Kmol6 said:
The velocity of the x and y components are 175 (cos 45) = 123.7 and 175(sin 45) = 123.7
The ball is initially at 165m above the cliff, but projects up further ( i don't know how high though?) at that point the potential energy is equal to the final kinetic energy when the ball hits the ground and at that point the balls potential energy is 0.
but I'm still confused as to what I put into the equation? Is it just a 1 step or 2 and if so how do I figure out the height of the projectile using energy?
What is the magnitude of the velocity? Does the launch angle matter?
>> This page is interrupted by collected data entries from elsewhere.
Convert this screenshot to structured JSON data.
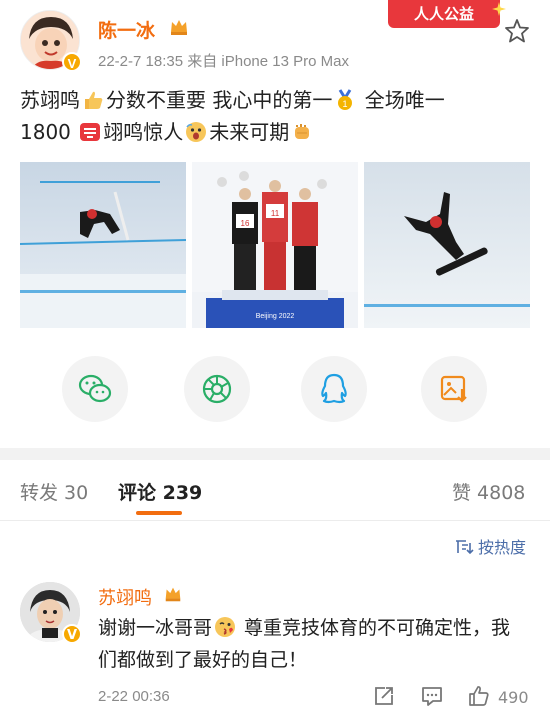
{
  "post": {
    "author": "陈一冰",
    "meta": "22-2-7 18:35  来自 iPhone 13 Pro Max",
    "charity_tag": "人人公益",
    "text_line1_a": "苏翊鸣",
    "text_line1_b": "分数不重要 我心中的第一",
    "text_line1_c": "全场唯一",
    "text_line2_a": "1800",
    "text_line2_b": "翊鸣惊人",
    "text_line2_c": "未来可期"
  },
  "share_icons": [
    "wechat-icon",
    "moments-icon",
    "qq-icon",
    "save-image-icon"
  ],
  "tabs": {
    "repost": "转发 30",
    "comments": "评论 239",
    "likes": "赞 4808"
  },
  "sort_label": "按热度",
  "comment": {
    "author": "苏翊鸣",
    "text_a": "谢谢一冰哥哥",
    "text_b": " 尊重竞技体育的不可确定性，我们都做到了最好的自己！",
    "time": "2-22 00:36",
    "like_count": "490"
  },
  "colors": {
    "accent": "#f26d10",
    "link": "#4c6ea9",
    "charity": "#e8373c"
  }
}
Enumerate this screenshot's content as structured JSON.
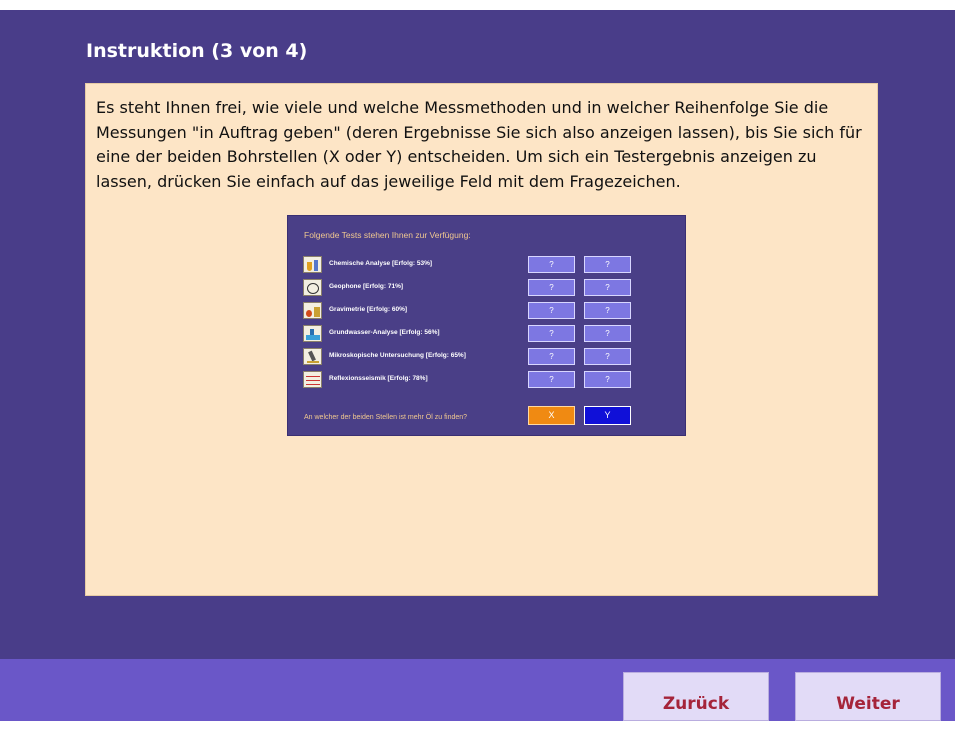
{
  "page": {
    "title": "Instruktion (3 von 4)",
    "body_text": "Es steht Ihnen frei, wie viele und welche Messmethoden und in welcher Reihenfolge Sie die Messungen \"in Auftrag geben\" (deren Ergebnisse Sie sich also anzeigen lassen), bis Sie sich für eine der beiden Bohrstellen (X oder Y) entscheiden. Um sich ein Testergebnis anzeigen zu lassen, drücken Sie einfach auf das jeweilige Feld mit dem Fragezeichen."
  },
  "example": {
    "header": "Folgende Tests stehen Ihnen zur Verfügung:",
    "tests": [
      {
        "label": "Chemische Analyse [Erfolg: 53%]",
        "icon": "chemistry-icon",
        "x": "?",
        "y": "?"
      },
      {
        "label": "Geophone [Erfolg: 71%]",
        "icon": "geophone-icon",
        "x": "?",
        "y": "?"
      },
      {
        "label": "Gravimetrie [Erfolg: 60%]",
        "icon": "gravimetry-icon",
        "x": "?",
        "y": "?"
      },
      {
        "label": "Grundwasser-Analyse [Erfolg: 56%]",
        "icon": "groundwater-icon",
        "x": "?",
        "y": "?"
      },
      {
        "label": "Mikroskopische Untersuchung [Erfolg: 65%]",
        "icon": "microscope-icon",
        "x": "?",
        "y": "?"
      },
      {
        "label": "Reflexionsseismik [Erfolg: 78%]",
        "icon": "seismic-icon",
        "x": "?",
        "y": "?"
      }
    ],
    "question": "An welcher der beiden Stellen ist mehr Öl zu finden?",
    "choice_x": "X",
    "choice_y": "Y"
  },
  "nav": {
    "back_label": "Zurück",
    "next_label": "Weiter"
  },
  "colors": {
    "background": "#493d89",
    "panel": "#fde5c6",
    "footer": "#6a57c8",
    "nav_text": "#a5243a",
    "choice_x": "#f08a12",
    "choice_y": "#1010d8"
  }
}
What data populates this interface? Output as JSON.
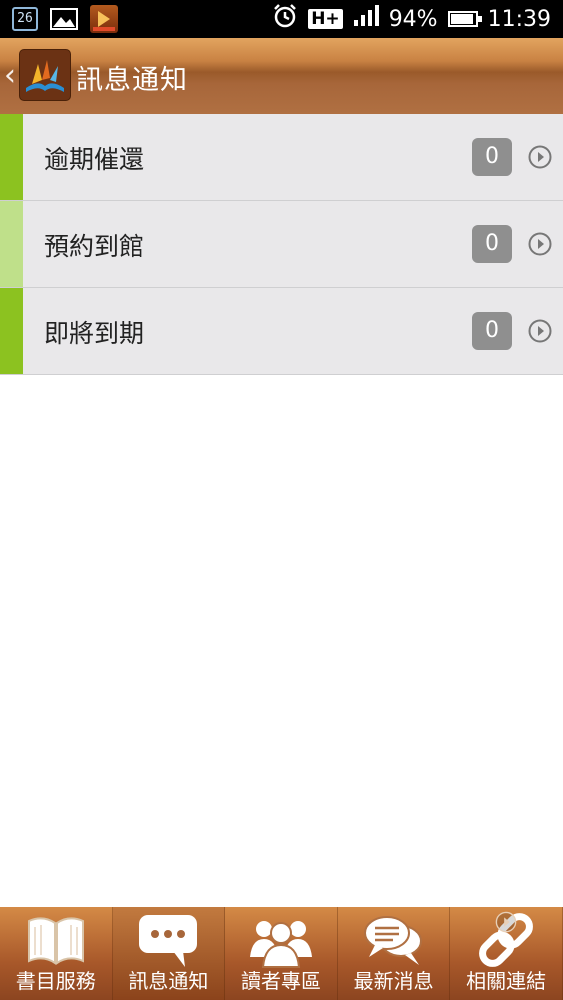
{
  "status_bar": {
    "calendar_day": "26",
    "network": "H+",
    "battery": "94%",
    "battery_level": 0.94,
    "time": "11:39",
    "icons": [
      "calendar-icon",
      "gallery-icon",
      "app-notification-icon",
      "alarm-icon",
      "signal-icon",
      "battery-icon"
    ]
  },
  "header": {
    "title": "訊息通知",
    "back_icon": "chevron-left-icon"
  },
  "notifications": [
    {
      "label": "逾期催還",
      "count": "0",
      "accent": "#8cc220"
    },
    {
      "label": "預約到館",
      "count": "0",
      "accent": "#bfe08a"
    },
    {
      "label": "即將到期",
      "count": "0",
      "accent": "#8cc220"
    }
  ],
  "bottom_nav": [
    {
      "label": "書目服務",
      "icon": "open-book-icon",
      "active": false
    },
    {
      "label": "訊息通知",
      "icon": "chat-bubble-icon",
      "active": true
    },
    {
      "label": "讀者專區",
      "icon": "people-icon",
      "active": false
    },
    {
      "label": "最新消息",
      "icon": "speech-bubbles-icon",
      "active": false
    },
    {
      "label": "相關連結",
      "icon": "link-icon",
      "active": false
    }
  ],
  "colors": {
    "header": "#a7663a",
    "row_bg": "#e9e8ea",
    "badge": "#8f8f8f"
  }
}
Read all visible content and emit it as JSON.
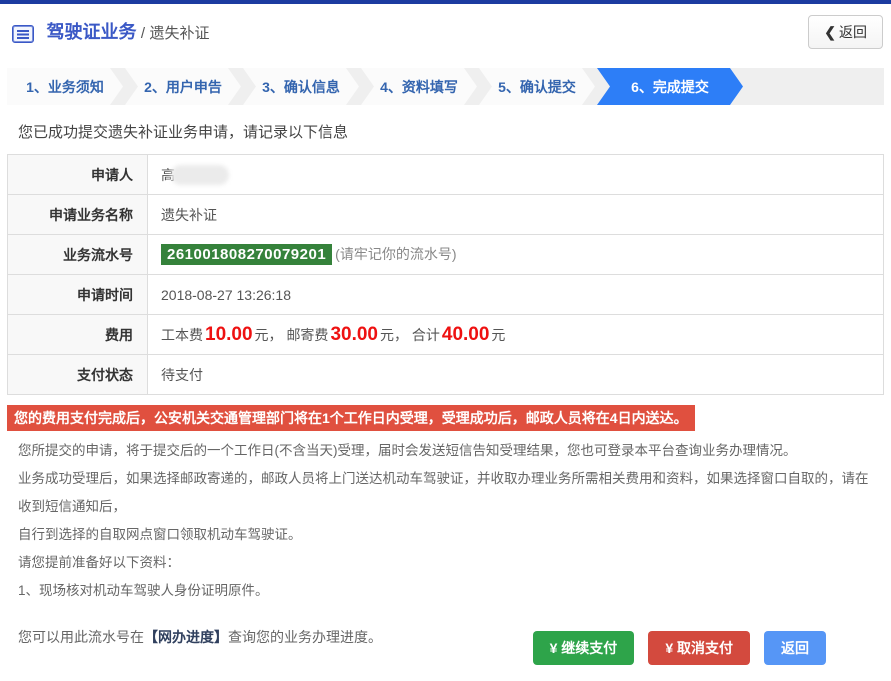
{
  "header": {
    "title": "驾驶证业务",
    "separator": "/",
    "subtitle": "遗失补证",
    "back_chevron": "❮",
    "back_label": "返回"
  },
  "steps": {
    "active_index": 5,
    "items": [
      {
        "label": "1、业务须知"
      },
      {
        "label": "2、用户申告"
      },
      {
        "label": "3、确认信息"
      },
      {
        "label": "4、资料填写"
      },
      {
        "label": "5、确认提交"
      },
      {
        "label": "6、完成提交"
      }
    ]
  },
  "result": {
    "success_message": "您已成功提交遗失补证业务申请，请记录以下信息",
    "rows": {
      "applicant": {
        "label": "申请人",
        "value": "高",
        "redacted": true
      },
      "service_name": {
        "label": "申请业务名称",
        "value": "遗失补证"
      },
      "serial": {
        "label": "业务流水号",
        "number": "261001808270079201",
        "note": "(请牢记你的流水号)"
      },
      "apply_time": {
        "label": "申请时间",
        "value": "2018-08-27 13:26:18"
      },
      "fee": {
        "label": "费用",
        "parts": [
          {
            "name": "工本费",
            "amount": "10.00",
            "suffix": "元，"
          },
          {
            "name": "邮寄费",
            "amount": "30.00",
            "suffix": "元，"
          },
          {
            "name": "合计",
            "amount": "40.00",
            "suffix": "元"
          }
        ]
      },
      "pay_status": {
        "label": "支付状态",
        "value": "待支付"
      }
    }
  },
  "notice": {
    "banner": "您的费用支付完成后，公安机关交通管理部门将在1个工作日内受理，受理成功后，邮政人员将在4日内送达。",
    "paragraphs": [
      "您所提交的申请，将于提交后的一个工作日(不含当天)受理，届时会发送短信告知受理结果，您也可登录本平台查询业务办理情况。",
      "业务成功受理后，如果选择邮政寄递的，邮政人员将上门送达机动车驾驶证，并收取办理业务所需相关费用和资料，如果选择窗口自取的，请在收到短信通知后，",
      "自行到选择的自取网点窗口领取机动车驾驶证。",
      "请您提前准备好以下资料：",
      "1、现场核对机动车驾驶人身份证明原件。"
    ],
    "progress_hint": {
      "prefix": "您可以用此流水号在",
      "highlight": "【网办进度】",
      "suffix": "查询您的业务办理进度。"
    }
  },
  "footer": {
    "continue_pay": "¥ 继续支付",
    "cancel_pay": "¥ 取消支付",
    "back": "返回"
  },
  "colors": {
    "top_bar_navy": "#1c3ba0",
    "title_blue": "#3a58c6",
    "active_step_blue": "#2d7ef7",
    "step_text_blue": "#3465af",
    "serial_badge_green": "#35823b",
    "fee_red": "#ee1111",
    "banner_red": "#e0503f",
    "button_green": "#2ea44a",
    "button_red": "#d34a3e",
    "button_blue": "#5696f6"
  }
}
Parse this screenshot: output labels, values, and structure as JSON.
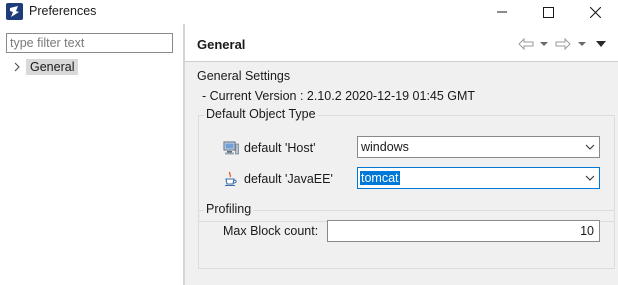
{
  "window": {
    "title": "Preferences",
    "app_icon": "app-logo-icon",
    "controls": [
      "minimize-icon",
      "maximize-icon",
      "close-icon"
    ]
  },
  "sidebar": {
    "filter_placeholder": "type filter text",
    "items": [
      {
        "label": "General",
        "expand_icon": "chevron-right-icon",
        "selected": true
      }
    ]
  },
  "page": {
    "title": "General",
    "nav_icons": [
      "back-arrow-icon",
      "back-dropdown-icon",
      "forward-arrow-icon",
      "forward-dropdown-icon",
      "view-menu-icon"
    ],
    "general_settings_label": "General Settings",
    "current_version": "- Current Version : 2.10.2 2020-12-19 01:45 GMT",
    "default_object_type": {
      "title": "Default Object Type",
      "rows": [
        {
          "icon": "host-computer-icon",
          "label": "default 'Host'",
          "value": "windows"
        },
        {
          "icon": "java-cup-icon",
          "label": "default 'JavaEE'",
          "value": "tomcat"
        }
      ]
    },
    "profiling": {
      "title": "Profiling",
      "max_block_label": "Max Block count:",
      "max_block_value": "10"
    }
  },
  "colors": {
    "selection": "#0078d7",
    "panel_bg": "#f0f0f0",
    "tree_selected_bg": "#d9d9d9"
  }
}
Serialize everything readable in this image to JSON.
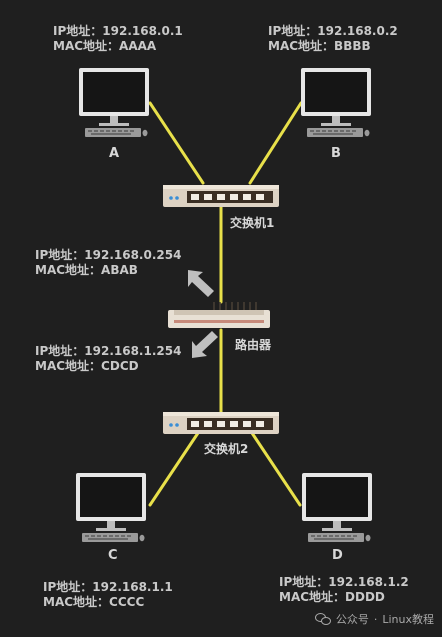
{
  "hosts": {
    "A": {
      "name": "A",
      "ip_label": "IP地址：",
      "ip": "192.168.0.1",
      "mac_label": "MAC地址：",
      "mac": "AAAA"
    },
    "B": {
      "name": "B",
      "ip_label": "IP地址：",
      "ip": "192.168.0.2",
      "mac_label": "MAC地址：",
      "mac": "BBBB"
    },
    "C": {
      "name": "C",
      "ip_label": "IP地址：",
      "ip": "192.168.1.1",
      "mac_label": "MAC地址：",
      "mac": "CCCC"
    },
    "D": {
      "name": "D",
      "ip_label": "IP地址：",
      "ip": "192.168.1.2",
      "mac_label": "MAC地址：",
      "mac": "DDDD"
    }
  },
  "switch1": {
    "label": "交换机1"
  },
  "switch2": {
    "label": "交换机2"
  },
  "router": {
    "label": "路由器",
    "port0": {
      "ip_label": "IP地址：",
      "ip": "192.168.0.254",
      "mac_label": "MAC地址：",
      "mac": "ABAB"
    },
    "port1": {
      "ip_label": "IP地址：",
      "ip": "192.168.1.254",
      "mac_label": "MAC地址：",
      "mac": "CDCD"
    }
  },
  "colors": {
    "background": "#1f1f1f",
    "link": "#e8e04a",
    "text": "#c9c9c9"
  },
  "footer": {
    "icon": "wechat-icon",
    "prefix": "公众号",
    "dot": "·",
    "name": "Linux教程"
  }
}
That is not correct and this is an important point to make. At the peak of its trajectory, the potential energy is
not equal to the final kinetic energy. For that to be true, the ball's kinetic energy would have to be zero, but if you remember what the trajectory of a projectile looks like, it's a parabola, not a vertical line, meaning the ball is still moving forward, so its total kinetic energy can't be zero. At its highest point, its
vertical velocity is zero (such that it won't go up any higher), but it's horizontal velocity is still the same, so the ball does indeed have kinetic energy at that point, though less kinetic energy than it initially had.
What the conservation of energy tells is that the sum of the kinetic and potential energy is going to be constant. That means it doesn't matter which point of flight we choose to measure them. The value of their sum is always going to be the same. To make our lives easier, we can find the sum at the time when it is initially launched because we can easily find both the kinetic and potential energy at that time. That sum must then be equal to its final kinetic energy.
As you said, the final potential energy is equal to zero and so the equation becomes
\frac{1}{2}mv_i^2+mgh_i=\frac{1}{2}mv_f^2
If we take its initial velocity to be its launch velocity and its initial potential energy to be the potential energy at its initial height? What values will you use?